The unplanned thawing, he says, left the beans tasting no better than a $6-a-pound grade. Still, some of the beans were good enough to use in the regular espresso blend he sells to cafes. That week, he says, cafe customers were “drinking some of the best coffee in the world, just a very small amount of it in each cup.”
Mr. Young upgraded to a freezer that cost about $3,000. He uses it to store ultrapremium coffee from Panama, Yemen and Costa Rica. Preserving it in a freezer just for a year would be a success. Mr. Young says unroasted beans typically start to degrade after six months, even if stored in a climate- and humidity-controlled warehouse.
George Howell, who runs his namesake coffee business in Boston, has about 200,000 pounds of unroasted beans in a warehouse used for frozen food. He also has several ice-cream freezers in his roastery to keep the more expensive beans, including a Guatemalan variety harvested back in 2012.

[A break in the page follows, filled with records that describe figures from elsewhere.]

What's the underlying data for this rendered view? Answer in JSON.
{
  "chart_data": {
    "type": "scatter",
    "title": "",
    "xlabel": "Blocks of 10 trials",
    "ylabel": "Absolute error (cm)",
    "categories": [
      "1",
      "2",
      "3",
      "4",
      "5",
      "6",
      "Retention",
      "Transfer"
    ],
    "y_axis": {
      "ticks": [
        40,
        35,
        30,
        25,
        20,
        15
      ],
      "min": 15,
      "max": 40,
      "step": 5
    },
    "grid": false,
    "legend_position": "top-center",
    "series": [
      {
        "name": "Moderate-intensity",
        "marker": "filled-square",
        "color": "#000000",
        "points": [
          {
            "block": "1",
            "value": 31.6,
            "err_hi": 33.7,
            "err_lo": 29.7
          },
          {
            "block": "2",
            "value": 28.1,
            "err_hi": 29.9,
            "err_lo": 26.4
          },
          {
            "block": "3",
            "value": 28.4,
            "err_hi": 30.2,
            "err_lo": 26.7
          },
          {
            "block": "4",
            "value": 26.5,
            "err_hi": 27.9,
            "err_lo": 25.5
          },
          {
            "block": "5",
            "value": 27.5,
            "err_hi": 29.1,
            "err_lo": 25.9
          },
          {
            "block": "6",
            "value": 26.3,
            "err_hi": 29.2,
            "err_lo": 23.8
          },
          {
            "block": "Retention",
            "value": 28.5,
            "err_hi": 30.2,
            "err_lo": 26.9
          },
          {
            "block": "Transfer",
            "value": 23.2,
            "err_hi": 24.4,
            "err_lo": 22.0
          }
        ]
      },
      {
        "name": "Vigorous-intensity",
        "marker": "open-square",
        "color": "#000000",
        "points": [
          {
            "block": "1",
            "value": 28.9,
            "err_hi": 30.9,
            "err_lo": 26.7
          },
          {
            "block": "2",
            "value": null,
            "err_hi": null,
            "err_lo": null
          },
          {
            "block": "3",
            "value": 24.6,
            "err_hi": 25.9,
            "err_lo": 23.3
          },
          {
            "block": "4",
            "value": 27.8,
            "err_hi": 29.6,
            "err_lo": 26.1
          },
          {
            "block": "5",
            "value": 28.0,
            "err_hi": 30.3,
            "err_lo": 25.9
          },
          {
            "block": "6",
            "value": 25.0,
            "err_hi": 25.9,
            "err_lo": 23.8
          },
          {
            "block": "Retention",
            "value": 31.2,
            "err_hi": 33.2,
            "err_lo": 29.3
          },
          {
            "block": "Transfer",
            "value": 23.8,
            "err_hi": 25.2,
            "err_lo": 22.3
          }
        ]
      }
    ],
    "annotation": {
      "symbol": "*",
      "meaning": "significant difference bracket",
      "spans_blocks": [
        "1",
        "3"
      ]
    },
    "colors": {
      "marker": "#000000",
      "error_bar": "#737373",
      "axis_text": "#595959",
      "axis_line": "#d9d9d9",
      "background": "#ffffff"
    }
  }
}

Still, Mr. Howell says about 10% of his frozen beans still degrade, probably because the beans weren’t properly dried after harvest.
“This has all been trial and error and just following what works,” he says. “We’re not scientists.”
Mike Cracknell, managing director of Vertue Coffee Roasters in Melbourne, tried freezing roasted coffee beans in a sandwich bag in his freezer at home. He says the coffee ended up tasting like rotten fruit. Subsequent experiments with a vacuum seal yielded better results, but he doesn’t think freezing beans will become standard practice for most roasters and cafes.
“It’s over-engineering,” he says. “When the majority of people might be enjoying their large cappuccino or their regular flat white with one sugar, there’s no need to do that.”
Such skepticism isn’t stopping some cafes. Customers at a new Sydney cafe run by ONA Coffee can order from what cafe manager Isaac Kim calls the “reserve menu.” The beans, already roasted, are stored in a freezer in single-serve, vacuum-sealed packs. Some coffee beans peak in flavor about 10 days after roasting and may start to degrade around the two-week mark, Mr. Kim says.
Carol Leong, who stopped by the ONA cafe with friends recently, said it was the first time she saw a barista take beans out of a freezer. “Just then I saw it and I was like, whoa, that’s pretty cool,” she said.
Ms. Sproule, from Tim Adams Specialty Coffee, didn’t win the Australian coffee championships, but she swears by her dry-ice technique. For optimal grinding, she says, she likes to get the beans to at least 58 degrees below zero.
At that temperature, she explains, “you get less fines and less boulders, and more like a shattered, uniform particle size.”
The winner of the contest was Matthew Lewin, who works at ONA. He said he used a portable freezer to chill his beans. At the main roasting facility in Canberra, Australia’s capital, ONA is looking to build a walk-in freezer.